Video games are visual art. Well, at least some of them are. All games have artistic elements – music, graphic art, and narrative that make up the whole. Yet, not all games manage to integrate all of those elements into a cohesive work of art.
For over a decade, Japanese visual artist Komitsu has created interactive art emphasizing play and exploration. In her 2021 web browser game, you understand kawaii [sic], you walk around a park and stop to call each dog kawaii (cute). The dogs beam with excitement for being noticed. Komitsu, as an artist, utilizes kawaii as a tool in her artist kit. Her latest work, Five Years Old Memories, is disarming like her previous work with its cuteness. She describes Five Years Old Memories as an “interactive omnibus animation” created as part of her residency at the renowned NTT InterCommunication Center in Tokyo in 2023. The game is visually pleasing and conveys a certain faux naïveté whose simplicity packs a surprising degree of expressiveness.
Naïve art is often considered childlike due to its sincerity and because its presentation lacks pretensions. Pablo Picasso allegedly stated that it took him his entire life to be able to draw like a child. The visual aesthetic of Five Years Old Memories is a skilled reimagining of children’s watercolor drawings made by a seasoned artist. A child could not draw nor animate the scenarios displayed. There is too much subtlety at work here for that to be the case.
We hear Komitsu’s voice as she interviews seven subjects in the game, each of whom retells a specific childhood memory as part of a chapter. Komitsu draws each object and person in each chapter with a roundness associated with the firm brush press of a child. This child’s perspective, told through still-life paintings of inanimate subject matter, embeds Five Years Old Memories with a sense that these memories are not only about childhood but are being seen through the eyes of a child.
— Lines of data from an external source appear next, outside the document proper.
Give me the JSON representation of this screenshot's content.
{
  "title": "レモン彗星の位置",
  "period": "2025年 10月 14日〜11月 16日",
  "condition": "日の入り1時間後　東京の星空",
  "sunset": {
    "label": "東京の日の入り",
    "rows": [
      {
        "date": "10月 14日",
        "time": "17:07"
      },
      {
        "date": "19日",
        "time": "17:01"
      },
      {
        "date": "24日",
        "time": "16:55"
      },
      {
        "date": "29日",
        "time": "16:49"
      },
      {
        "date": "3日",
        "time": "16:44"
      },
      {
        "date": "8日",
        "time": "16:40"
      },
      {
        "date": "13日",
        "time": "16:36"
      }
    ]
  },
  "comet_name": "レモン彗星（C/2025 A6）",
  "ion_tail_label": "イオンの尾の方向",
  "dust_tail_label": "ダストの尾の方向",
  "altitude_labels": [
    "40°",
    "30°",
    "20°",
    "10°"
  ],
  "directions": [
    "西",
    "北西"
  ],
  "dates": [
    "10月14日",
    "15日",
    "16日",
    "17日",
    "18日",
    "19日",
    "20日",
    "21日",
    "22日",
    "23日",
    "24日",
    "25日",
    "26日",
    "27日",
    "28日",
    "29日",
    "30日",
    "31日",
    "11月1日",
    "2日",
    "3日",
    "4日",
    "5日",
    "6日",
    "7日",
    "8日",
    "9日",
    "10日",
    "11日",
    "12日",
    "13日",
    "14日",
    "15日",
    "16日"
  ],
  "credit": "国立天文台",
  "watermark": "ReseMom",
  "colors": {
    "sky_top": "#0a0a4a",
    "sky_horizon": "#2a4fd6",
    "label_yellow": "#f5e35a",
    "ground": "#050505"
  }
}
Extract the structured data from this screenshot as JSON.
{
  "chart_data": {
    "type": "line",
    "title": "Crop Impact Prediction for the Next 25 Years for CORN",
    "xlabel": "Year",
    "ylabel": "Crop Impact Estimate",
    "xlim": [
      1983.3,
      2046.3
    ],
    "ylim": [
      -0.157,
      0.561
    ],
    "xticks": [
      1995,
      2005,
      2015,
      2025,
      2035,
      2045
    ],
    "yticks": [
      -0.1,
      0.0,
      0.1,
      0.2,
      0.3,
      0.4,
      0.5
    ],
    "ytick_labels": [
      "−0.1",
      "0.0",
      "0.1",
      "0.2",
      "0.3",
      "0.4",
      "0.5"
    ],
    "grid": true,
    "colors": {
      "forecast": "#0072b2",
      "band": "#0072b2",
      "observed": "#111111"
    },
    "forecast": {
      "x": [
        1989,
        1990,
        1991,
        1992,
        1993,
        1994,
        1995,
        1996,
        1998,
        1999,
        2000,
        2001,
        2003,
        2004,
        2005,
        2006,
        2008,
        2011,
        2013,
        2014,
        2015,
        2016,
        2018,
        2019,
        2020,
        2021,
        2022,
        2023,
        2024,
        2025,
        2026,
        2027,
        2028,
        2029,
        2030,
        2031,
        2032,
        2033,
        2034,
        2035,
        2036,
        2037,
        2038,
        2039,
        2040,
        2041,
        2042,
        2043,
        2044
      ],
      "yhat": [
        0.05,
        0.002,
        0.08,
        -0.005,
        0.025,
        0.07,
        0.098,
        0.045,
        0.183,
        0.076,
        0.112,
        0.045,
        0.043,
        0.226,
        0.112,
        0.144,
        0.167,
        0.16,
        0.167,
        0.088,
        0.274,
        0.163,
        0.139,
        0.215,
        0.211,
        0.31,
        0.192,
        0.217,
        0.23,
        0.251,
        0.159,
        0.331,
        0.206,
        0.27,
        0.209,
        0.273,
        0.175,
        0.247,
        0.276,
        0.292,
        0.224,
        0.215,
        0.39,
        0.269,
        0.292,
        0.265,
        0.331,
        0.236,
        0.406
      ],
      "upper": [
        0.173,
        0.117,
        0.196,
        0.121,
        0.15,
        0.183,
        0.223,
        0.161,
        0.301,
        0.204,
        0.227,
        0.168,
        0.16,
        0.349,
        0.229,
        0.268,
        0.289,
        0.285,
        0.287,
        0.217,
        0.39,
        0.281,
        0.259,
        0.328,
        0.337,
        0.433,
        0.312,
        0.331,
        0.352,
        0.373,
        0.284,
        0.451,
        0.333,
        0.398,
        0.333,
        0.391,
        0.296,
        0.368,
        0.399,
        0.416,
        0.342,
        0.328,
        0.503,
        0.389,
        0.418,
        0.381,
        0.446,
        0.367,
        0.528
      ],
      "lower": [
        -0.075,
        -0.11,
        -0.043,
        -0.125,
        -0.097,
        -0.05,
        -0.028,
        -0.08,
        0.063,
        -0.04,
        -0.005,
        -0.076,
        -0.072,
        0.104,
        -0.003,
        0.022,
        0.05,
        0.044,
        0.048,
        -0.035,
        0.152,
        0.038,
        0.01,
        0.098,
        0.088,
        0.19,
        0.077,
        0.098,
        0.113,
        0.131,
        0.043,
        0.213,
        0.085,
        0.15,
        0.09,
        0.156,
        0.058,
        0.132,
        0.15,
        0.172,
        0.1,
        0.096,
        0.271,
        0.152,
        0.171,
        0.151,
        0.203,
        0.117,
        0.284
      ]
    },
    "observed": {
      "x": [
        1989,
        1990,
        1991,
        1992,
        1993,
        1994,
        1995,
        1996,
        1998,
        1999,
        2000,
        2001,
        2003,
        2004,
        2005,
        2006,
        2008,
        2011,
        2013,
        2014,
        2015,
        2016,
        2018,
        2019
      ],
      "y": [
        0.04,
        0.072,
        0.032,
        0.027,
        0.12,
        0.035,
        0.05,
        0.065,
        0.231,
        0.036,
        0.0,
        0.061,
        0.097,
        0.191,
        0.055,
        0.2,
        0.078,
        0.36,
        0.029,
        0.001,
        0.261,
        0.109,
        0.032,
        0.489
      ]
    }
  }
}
Komitsu’s research into 1990s-era CD-ROM educational software heavily influences Five Years Old Memories. This is evident by how its interface mirrors many classic point-and-click computer educational games software like Le Livre de Lulu (1996), and Alphabet (1999) based on the work of children’s writer and illustrator Květa Pacovská. Komitsu has demoed both of these on her YouTube channel. That said, Five Years Old Memories is not edutainment. It’s an interactive narrative documentary centered on remembering childhood through the looking glass of time.
Five Years Old Memories is more than just colorful kinetic drawings and memories. The music composed by Natsumi Nagawa is playful and contemplative. The minimalist score begets recollection. When I listen to the music, I recall sitting on a green bench underneath one of the countless Gingko trees outside my house. The sun has begun to set. A swell of people emerge from every direction, smiles on their faces, glad to be outside. Children ride their bicycles, and couples walk side by side holding hands. An elderly woman smiles as she walks out of her home to greet her neighbors. The setting sun is bid farewell by birds (a flock of toucans, maybe) as it descends from the sky into the horizon.
A feeling of being verklempt is a natural byproduct of playing Five Years Old Memoires. “My memories start with a dream,” recalls Takuto at the beginning of his interview. I experienced a newfound appreciation of my memories of childhood—even the traumatic ones—from my time with Five Years Old Memoires. Though I grow increasingly melancholic about the world, thankfully, Five Years Old Memoires as a work of art does not share my bleak and jaded view. These childhood memories drawn in a minimalist art style make one smile.
In one of the recreated memories, a child naïvely attempts to get her father to play with her by filling his brown leather work shoes with water from a red flowering canister. You control the mouse and drag the canister to the shoes to initiate this prank. This endearing story reveals much about a child’s sense perspective; an act that to adults is seen as a nuisance is, for a child, a playful attempt to get the attention of a loved one.
What makes media like video games and “interactive omnibus animation” like Five Years Old Memories visually distinct from cinema is that a film, at its most self-assured, preserves beauty by committing it to the screen; a video game relies on input from the player to experience not only beauty but also preserve shared memories. The kid inside me interacts with what’s on the screen and remembers how life still brims with possibilities. These possibilities are vivid with color. Playing Five Years Old Memories is a powerful experience and a resolute work of anti-cynicism. Through its simplicity and weightlessness, it soars towards beauty.